I have a girlfriend with a magnetic personality. Instead of being crushed, though, I ended up looking at here on the ceiling. Or did I screw something up?
Okay, I was looking at “her” on the ceiling.
Thin plastic handcuffs tethered me in place. Yeah, buddy!
I’m sorry Mr. Ruijsssenaaars, but Michael J. Fox can ride a hoverboard all day long and still not be cool.
The poor neighbor with the pacemaker downstairs really hates the bed.
If you flick the on/off switch really fast, does it feel like a hotel vibrator bed? Talk about saving quarters!
I’m gonna put one on the floor, the other on the ceiling and play rockem-sockem magnetic beds.
Okay, it will do the vibrate thing. Can I switch it off and on and use it to launch watermelons into the air?
No. Not metal watermelons, silly.
It’s cool, sure, but that 100% death by lightning thing should be left out of your marketing literature.
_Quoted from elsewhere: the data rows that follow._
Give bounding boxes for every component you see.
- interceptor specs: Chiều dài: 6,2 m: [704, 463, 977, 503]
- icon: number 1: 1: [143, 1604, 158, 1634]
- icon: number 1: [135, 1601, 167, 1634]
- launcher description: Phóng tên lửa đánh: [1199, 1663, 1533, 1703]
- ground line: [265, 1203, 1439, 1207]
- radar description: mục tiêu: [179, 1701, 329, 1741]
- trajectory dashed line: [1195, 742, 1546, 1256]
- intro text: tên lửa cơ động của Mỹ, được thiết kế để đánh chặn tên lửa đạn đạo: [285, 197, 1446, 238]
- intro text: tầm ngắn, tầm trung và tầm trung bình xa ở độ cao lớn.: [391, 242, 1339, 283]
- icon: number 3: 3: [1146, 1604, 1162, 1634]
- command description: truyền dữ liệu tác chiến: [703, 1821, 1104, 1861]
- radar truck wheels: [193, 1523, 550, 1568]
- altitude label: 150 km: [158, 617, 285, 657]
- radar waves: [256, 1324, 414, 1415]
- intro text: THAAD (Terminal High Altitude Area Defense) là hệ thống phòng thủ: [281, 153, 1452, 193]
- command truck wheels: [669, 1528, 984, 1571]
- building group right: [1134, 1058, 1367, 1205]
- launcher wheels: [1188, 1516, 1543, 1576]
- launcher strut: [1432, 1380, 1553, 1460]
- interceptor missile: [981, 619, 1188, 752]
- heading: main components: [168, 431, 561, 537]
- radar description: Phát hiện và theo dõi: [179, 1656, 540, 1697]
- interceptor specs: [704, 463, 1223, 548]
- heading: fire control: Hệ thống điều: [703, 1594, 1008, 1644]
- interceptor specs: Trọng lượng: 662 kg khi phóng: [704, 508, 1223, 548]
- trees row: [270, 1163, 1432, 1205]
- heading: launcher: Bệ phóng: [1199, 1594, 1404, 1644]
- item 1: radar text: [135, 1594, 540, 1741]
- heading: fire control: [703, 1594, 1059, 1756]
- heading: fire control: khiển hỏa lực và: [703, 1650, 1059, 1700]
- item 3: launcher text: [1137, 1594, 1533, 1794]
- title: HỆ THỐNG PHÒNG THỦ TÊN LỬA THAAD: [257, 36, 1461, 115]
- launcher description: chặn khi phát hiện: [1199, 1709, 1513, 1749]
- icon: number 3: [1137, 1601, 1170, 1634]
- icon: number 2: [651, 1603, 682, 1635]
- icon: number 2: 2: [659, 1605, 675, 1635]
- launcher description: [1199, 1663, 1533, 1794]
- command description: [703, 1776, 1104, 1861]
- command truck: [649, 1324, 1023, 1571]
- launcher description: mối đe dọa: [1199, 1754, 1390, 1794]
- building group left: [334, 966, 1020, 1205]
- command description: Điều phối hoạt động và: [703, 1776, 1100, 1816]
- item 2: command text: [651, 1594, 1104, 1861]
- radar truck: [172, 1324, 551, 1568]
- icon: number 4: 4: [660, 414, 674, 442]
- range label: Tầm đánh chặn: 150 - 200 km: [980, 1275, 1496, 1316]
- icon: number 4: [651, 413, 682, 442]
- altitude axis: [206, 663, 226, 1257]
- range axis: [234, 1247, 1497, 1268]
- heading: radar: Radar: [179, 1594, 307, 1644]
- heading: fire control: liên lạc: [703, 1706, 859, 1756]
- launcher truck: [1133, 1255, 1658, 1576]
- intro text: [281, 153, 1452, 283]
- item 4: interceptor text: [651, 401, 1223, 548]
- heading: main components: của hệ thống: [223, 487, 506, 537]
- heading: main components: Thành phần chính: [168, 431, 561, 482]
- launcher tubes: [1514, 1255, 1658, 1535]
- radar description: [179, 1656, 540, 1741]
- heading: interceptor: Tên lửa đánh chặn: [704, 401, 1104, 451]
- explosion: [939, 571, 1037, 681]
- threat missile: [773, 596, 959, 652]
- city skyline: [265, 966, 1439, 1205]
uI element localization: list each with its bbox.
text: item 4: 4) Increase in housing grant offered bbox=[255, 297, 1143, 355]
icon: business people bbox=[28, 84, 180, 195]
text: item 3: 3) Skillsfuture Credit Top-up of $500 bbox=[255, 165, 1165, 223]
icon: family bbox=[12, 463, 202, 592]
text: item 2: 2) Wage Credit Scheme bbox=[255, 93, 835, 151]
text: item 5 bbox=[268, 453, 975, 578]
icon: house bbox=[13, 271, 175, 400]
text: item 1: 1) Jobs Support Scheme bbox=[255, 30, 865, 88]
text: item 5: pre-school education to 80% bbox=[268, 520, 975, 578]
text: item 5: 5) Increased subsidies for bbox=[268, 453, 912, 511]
The Princess and the Piezoelectric Crystal just doesn’t have the same ring to it.
Pop-quiz, hotshot! Where can I find a broom, mop, duster or vacuum that will let me clean under the bed but has no metal parts?
I’m waiting for the hide-a-magnetic-bed.
Police estimate all thirty magnets had been removed four months prior to the day one of the welded rods that were put in place of the steel cables finally broke.